The only possible reason to use hard line breaks is to make it easier to find errors in the code (which the compiler indicates by line number) but they are generally not hard to find, if it's mainly text, errors are rare anyway.
Typically I have my editor insert newlines. That is, I try not to hit the "enter" key for a new line, but when the editor soft-wraps, it actually inserts a newline character.
I use vim to accomplish this, and I don't know if other editors have this feature or how they work. In specific, i use the wrapmargin feature.
I typically try to keep my lines of code (TeX or otherwise) at n-characters long for clarity and consistency. I tend to go with 80 characters, but that is up to you.
More vim-related line-breaking docs:
http://www.vim.org/htmldoc/usr_25.html
http://www.vim.org/htmldoc/options.html#%27textwidth%27
I tend to do hard-wrapping with TeX, but that's rooted more in my obsession with text formatting than any real gain of efficiency. One major thing that I don't like about soft-wrapping is that it tends (in my opinion, obviously) to make things harder to read by wrapping in semantically-random places.
Although I would prefer to use soft wrapping I end up using hard wrapping for one practical reason: all of my collaborators do the same. So, when I work on an article with someone it would be a big pain for me to soft wrap while the other person hard wraps. The second reason is that Emacs was until recently able to handle properly on hard wrapping. Emacs 23 which I currently use changes this but it will be a long time before everybody upgrades to 23 so I can sneak soft wrapped texts to them.
The way I actually use hard wrapping is to have auto-fill-mode turned on. Furthermore M-q is bound to LaTeX-fill-paragraph (in the AucTeX mode - but I don't remember if this is a standard binding or one of my bindings - I'm pretty sure it's the latter). Combining these two I manage to keep my TeX source more or less decently formatted.
By the way, I have heard the suggestion to always start a new sentence at the beginning of a line. In other words a period at the end of a sentence should be followed by a hard return. The benefit is that it works well with version control systems since changes to a sentence can remain localized. I think that this is in principle a nice idea but I have not managed to use it because of my obsessive-compulsive usage of M-q.
I use Kile under Linux with hard wrapping (called static word wrap in Kile) because apparently in my work environment everybody do like that.

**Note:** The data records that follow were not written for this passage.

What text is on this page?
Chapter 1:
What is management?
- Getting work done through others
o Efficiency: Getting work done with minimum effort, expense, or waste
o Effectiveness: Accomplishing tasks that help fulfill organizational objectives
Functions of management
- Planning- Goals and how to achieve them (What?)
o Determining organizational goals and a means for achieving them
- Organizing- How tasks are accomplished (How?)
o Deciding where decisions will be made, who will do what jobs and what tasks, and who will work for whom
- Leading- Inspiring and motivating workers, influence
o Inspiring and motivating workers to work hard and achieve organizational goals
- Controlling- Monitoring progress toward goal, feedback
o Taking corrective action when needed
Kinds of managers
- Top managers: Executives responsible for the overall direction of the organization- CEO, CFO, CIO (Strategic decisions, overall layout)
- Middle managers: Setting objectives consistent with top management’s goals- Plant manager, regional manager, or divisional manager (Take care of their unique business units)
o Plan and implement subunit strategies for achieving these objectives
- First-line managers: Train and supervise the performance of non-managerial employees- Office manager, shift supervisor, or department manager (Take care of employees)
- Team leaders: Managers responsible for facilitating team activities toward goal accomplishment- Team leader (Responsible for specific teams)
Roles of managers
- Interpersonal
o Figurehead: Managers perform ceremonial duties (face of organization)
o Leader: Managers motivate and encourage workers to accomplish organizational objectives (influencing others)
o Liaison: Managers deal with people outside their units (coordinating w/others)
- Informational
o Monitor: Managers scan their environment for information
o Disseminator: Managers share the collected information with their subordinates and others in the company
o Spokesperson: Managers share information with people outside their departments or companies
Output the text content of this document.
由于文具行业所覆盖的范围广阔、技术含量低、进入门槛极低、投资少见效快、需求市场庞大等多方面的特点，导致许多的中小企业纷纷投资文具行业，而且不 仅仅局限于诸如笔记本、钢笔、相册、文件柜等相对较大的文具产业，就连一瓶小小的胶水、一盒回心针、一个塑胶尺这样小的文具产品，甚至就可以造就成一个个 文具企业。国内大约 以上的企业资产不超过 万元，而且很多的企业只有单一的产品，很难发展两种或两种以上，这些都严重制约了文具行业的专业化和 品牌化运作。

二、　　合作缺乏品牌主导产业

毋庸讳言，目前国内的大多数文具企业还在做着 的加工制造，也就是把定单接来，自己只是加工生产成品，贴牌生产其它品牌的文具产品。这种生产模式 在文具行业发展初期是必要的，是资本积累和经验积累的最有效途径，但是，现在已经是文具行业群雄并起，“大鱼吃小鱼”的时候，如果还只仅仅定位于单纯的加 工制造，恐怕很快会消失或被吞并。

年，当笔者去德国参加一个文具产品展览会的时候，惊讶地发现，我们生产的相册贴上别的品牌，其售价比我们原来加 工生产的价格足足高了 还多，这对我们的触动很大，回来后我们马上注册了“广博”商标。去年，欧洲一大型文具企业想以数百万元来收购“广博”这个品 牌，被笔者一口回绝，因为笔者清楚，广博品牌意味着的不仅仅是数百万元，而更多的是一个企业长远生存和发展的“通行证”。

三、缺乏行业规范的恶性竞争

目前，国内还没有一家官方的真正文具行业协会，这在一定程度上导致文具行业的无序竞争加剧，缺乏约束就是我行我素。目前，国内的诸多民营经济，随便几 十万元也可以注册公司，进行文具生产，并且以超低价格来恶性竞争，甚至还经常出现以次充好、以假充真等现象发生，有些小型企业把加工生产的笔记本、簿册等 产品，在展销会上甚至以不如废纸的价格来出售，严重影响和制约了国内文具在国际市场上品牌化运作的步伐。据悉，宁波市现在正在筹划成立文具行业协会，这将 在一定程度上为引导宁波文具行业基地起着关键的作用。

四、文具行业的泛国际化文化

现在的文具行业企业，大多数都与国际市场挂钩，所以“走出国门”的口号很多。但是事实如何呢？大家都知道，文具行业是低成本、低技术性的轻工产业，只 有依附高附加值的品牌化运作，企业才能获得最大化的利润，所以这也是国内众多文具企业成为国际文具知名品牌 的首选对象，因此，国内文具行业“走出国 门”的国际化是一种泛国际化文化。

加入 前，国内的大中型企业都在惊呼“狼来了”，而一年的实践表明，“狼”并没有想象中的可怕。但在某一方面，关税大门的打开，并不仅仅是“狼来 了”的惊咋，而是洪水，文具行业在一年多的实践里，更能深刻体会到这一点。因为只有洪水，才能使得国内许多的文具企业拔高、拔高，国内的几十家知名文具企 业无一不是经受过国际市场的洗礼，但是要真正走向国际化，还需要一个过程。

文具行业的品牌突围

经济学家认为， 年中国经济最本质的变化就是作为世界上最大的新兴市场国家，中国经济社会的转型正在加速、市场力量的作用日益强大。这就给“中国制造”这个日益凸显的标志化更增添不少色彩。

Soft wrapping makes much more sense to me, so if I could choose I would use that rather than hard wrapping.
I work in joe mostly. I from time to time press enter automatically, and if it doesn't look good I press auto-format (ctrl-k j).
Joe has autowrap modes, but I don't even bother.
I use Auctex with automatic line breaking switched off, and insert line breaks by hand. I avoid auto-formatting, since I want as few changes to where line breaks occur between edits to the document, which makes diffs less cluttered.
Using a smarter diff, one that doesn't care about tex-irrelevant whitespace, would be better, but that's the tool I use.
I like Will's suggestion of hard wrapping per sentence. I thought about it before, but I am fixed in my habits.